How to Freeze Mushrooms

Frozen porcini mushrooms
Foodcollection RF/Getty Images

You can dry most mushrooms successfully, but not all of them. Some types of mushrooms have a much better texture if you freeze them instead, and while some mushrooms are better cooked before they are frozen, others are fine to freeze raw.

About Freezing Raw Mushrooms

Grocery store button mushrooms, creminis and portobellos (which are mature creminis) are cultivated mushrooms that can be frozen raw or cooked.

Hen of the woods mushrooms and maitake mushrooms freeze well raw. Wild mushrooms in the slimy-capped Suillus genus are tasty, but they have such a high moisture content that they are almost impossible to dehydrate well—they are definitely better preserved by freezing them raw.

With both raw and cooked mushrooms, the goal when freezing them is to prevent the mushrooms sticking together in a big clump. When it comes time to use them in a recipe, you want to be able to take out just what you need and not have to thaw an entire brick of frozen food. With raw mushrooms, freezing them in a single layer first before packaging them prevents that problem.

How to Freeze Raw Mushrooms

  • Clean the freshest mushrooms you can find. Avoid any mushrooms with dark spots, any that are shriveled and any that have an unpleasant odor.
  • Chop the mushrooms into slices or dice them. You can always chop them up smaller when you use them. For now, just aim for pieces that are no more than 1/2-inch thick.
  • Spread the mushroom pieces in a single layer on a cookie sheet or large plate. It is okay if the pieces touch, but they should not overlap. Freeze for 2 hours.
  • Transfer the frozen mushrooms to freezer containers. Because they were frozen in a single layer first, the pieces stay loose and individual in the containers.

    Preparing and Freezing Cooked Mushrooms

    Grocery store button mushrooms, shiitakes and wild mushrooms including oyster, chicken of the woods and tooth mushrooms have a better texture when you finally use them if they are cooked before they are frozen.
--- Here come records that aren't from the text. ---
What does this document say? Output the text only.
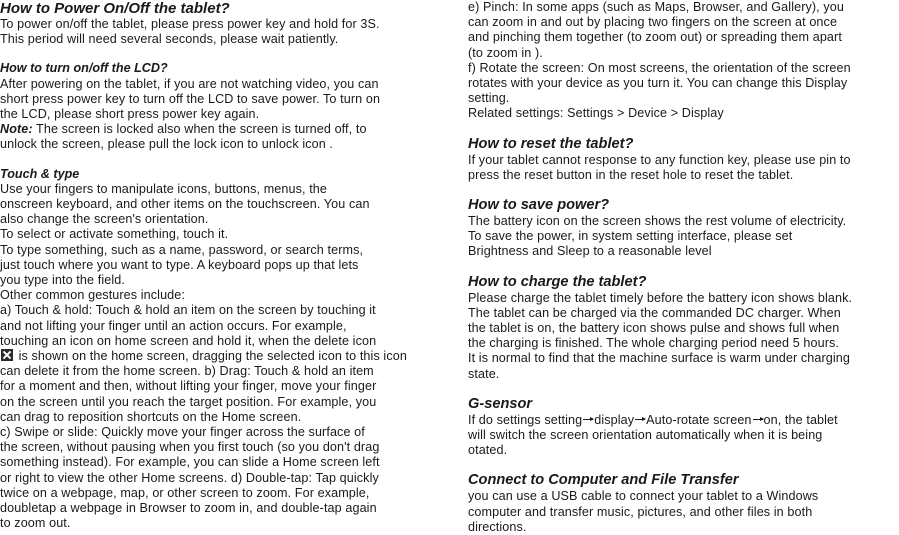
How to Power On/Off the tablet?
To power on/off the tablet, please press power key and hold for 3S.
This period will need several seconds, please wait patiently.
How to turn on/off the LCD?
After powering on the tablet, if you are not watching video, you can
short press power key to turn off the LCD to save power. To turn on
the LCD, please short press power key again.
Note: The screen is locked also when the screen is turned off, to
unlock the screen, please pull the lock icon to unlock icon .
Touch & type
Use your fingers to manipulate icons, buttons, menus, the
onscreen keyboard, and other items on the touchscreen. You can
also change the screen's orientation.
To select or activate something, touch it.
To type something, such as a name, password, or search terms,
just touch where you want to type. A keyboard pops up that lets
you type into the field.
Other common gestures include:
a) Touch & hold: Touch & hold an item on the screen by touching it
and not lifting your finger until an action occurs. For example,
touching an icon on home screen and hold it, when the delete icon
is shown on the home screen, dragging the selected icon to this icon
can delete it from the home screen. b) Drag: Touch & hold an item
for a moment and then, without lifting your finger, move your finger
on the screen until you reach the target position. For example, you
can drag to reposition shortcuts on the Home screen.
c) Swipe or slide: Quickly move your finger across the surface of
the screen, without pausing when you first touch (so you don't drag
something instead). For example, you can slide a Home screen left
or right to view the other Home screens. d) Double-tap: Tap quickly
twice on a webpage, map, or other screen to zoom. For example,
doubletap a webpage in Browser to zoom in, and double-tap again
to zoom out.
e) Pinch: In some apps (such as Maps, Browser, and Gallery), you
can zoom in and out by placing two fingers on the screen at once
and pinching them together (to zoom out) or spreading them apart
(to zoom in ).
f) Rotate the screen: On most screens, the orientation of the screen
rotates with your device as you turn it. You can change this Display
setting.
Related settings: Settings > Device > Display
How to reset the tablet?
If your tablet cannot response to any function key, please use pin to
press the reset button in the reset hole to reset the tablet.
How to save power?
The battery icon on the screen shows the rest volume of electricity.
To save the power, in system setting interface, please set
Brightness and Sleep to a reasonable level
How to charge the tablet?
Please charge the tablet timely before the battery icon shows blank.
The tablet can be charged via the commanded DC charger. When
the tablet is on, the battery icon shows pulse and shows full when
the charging is finished. The whole charging period need 5 hours.
It is normal to find that the machine surface is warm under charging
state.
G-sensor
If do settings setting display Auto-rotate screen on, the tablet
will switch the screen orientation automatically when it is being
otated.
Connect to Computer and File Transfer
you can use a USB cable to connect your tablet to a Windows
computer and transfer music, pictures, and other files in both
directions.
    • Clean the freshest mushrooms you can find. Avoid any mushrooms with dark spots, any that are shriveled and any that have an unpleasant odor.
    • Chop the mushrooms into small pieces or slivers that are less than 1/2-inch thick (you'll be cutting them up into smaller bits than for the raw method).
    • Heat a little oil or butter in a skillet over medium-low heat. Add the mushrooms and cook, stirring often, until the mushrooms first release their liquid and then reabsorb it. You can also prepare the mushrooms by steaming them first.
    • Wait for the cooked mushrooms to cool to room temperature. Transfer the cooled mushrooms into small freezer containers that are no larger than 1-cup size.
    • Alternatively, put the mushrooms into freezer bags in a layer not more than 1/2-inch thick. Store the freezer bags horizontally. What you'll end up with is a frozen mushroom "pancake" that you can easily break up into pieces to take out only what you need.